For the 2nd one, I never learned about partial derivatives and I didn't notice the different "d" symbol used. Thanks for your help on this I understand the 2nd part now.

Note: I don't know why there's this attached thumbnail, but I can't get rid of it.
• Apr 11th 2013, 04:50 PM
HallsofIvy
Re: I don't understand these 2 equations from my textbook?
You are integrating incorrectly. $\int_0^x ty(t)dt$ is NOT $\frac{t}{2}y^2(t)$. For one thing you are not integrating the "t", for another y is a function of t, not just "t" itself.

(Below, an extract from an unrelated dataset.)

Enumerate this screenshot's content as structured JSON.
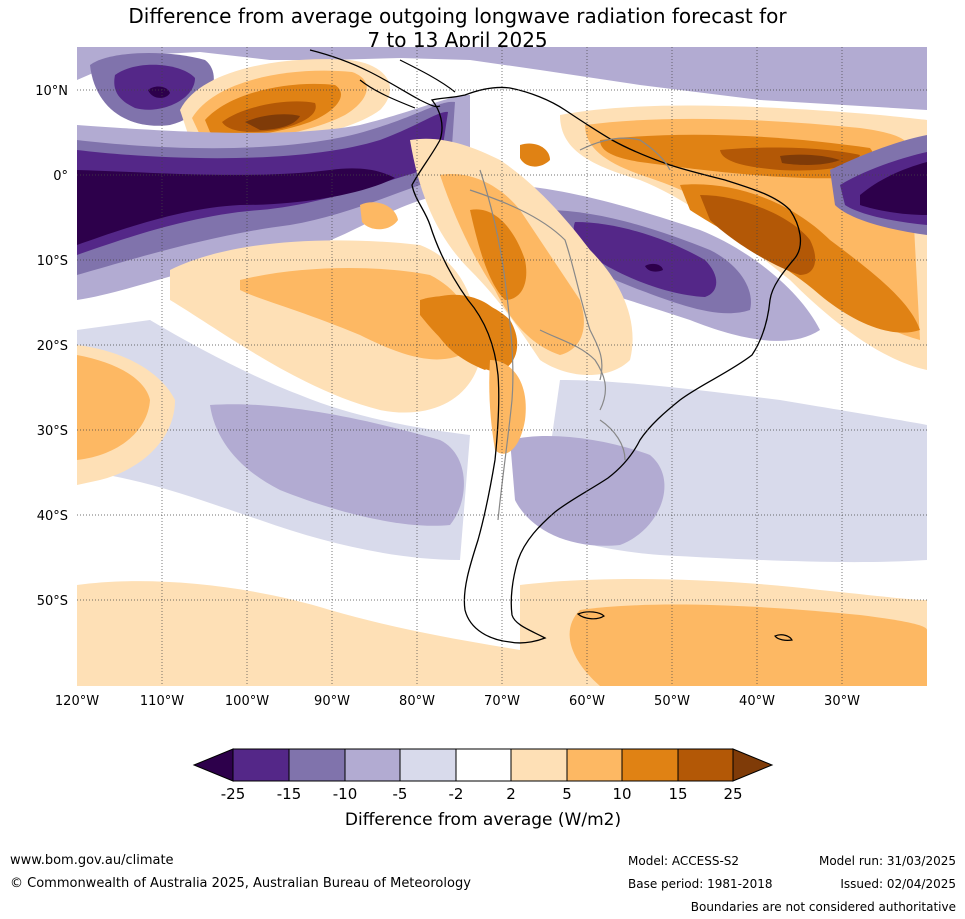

For example, $\int sin(t)dt$ is NOT $sin^2(t)$.
• Apr 11th 2013, 06:21 PM
HowDoIMath
Re: I don't understand these 2 equations from my textbook?
Thank you very much.
Quote:

For one thing you are not integrating the "t", for another y is a function of t, not just "t" itself.
I think you mean "not just "y" itself?
• Apr 11th 2013, 06:34 PM
HallsofIvy
Re: I don't understand these 2 equations from my textbook?
Actually I meant "not just t itself". I don't know what you mean by "just y itself" since the integral is with respect to t. $\int t dt= \frac{1}{2}t^2+ C$. If y is a constant then $\int y dt= yt+ C$ and if y is a function of t, the integral depends on exactly what function it is.
• Apr 13th 2013, 03:56 PM
HowDoIMath
Re: I don't understand these 2 equations from my textbook?
oh wow I don't know how I got confused before... I'm just stuck in the habit of seeing y as a variable and not as a function. I've seen f(x) and y, but somehow seeing y(x) confused me here. For some y(t) the derivative would just be d(y(t)), which likely won't require the power rule when evaluated.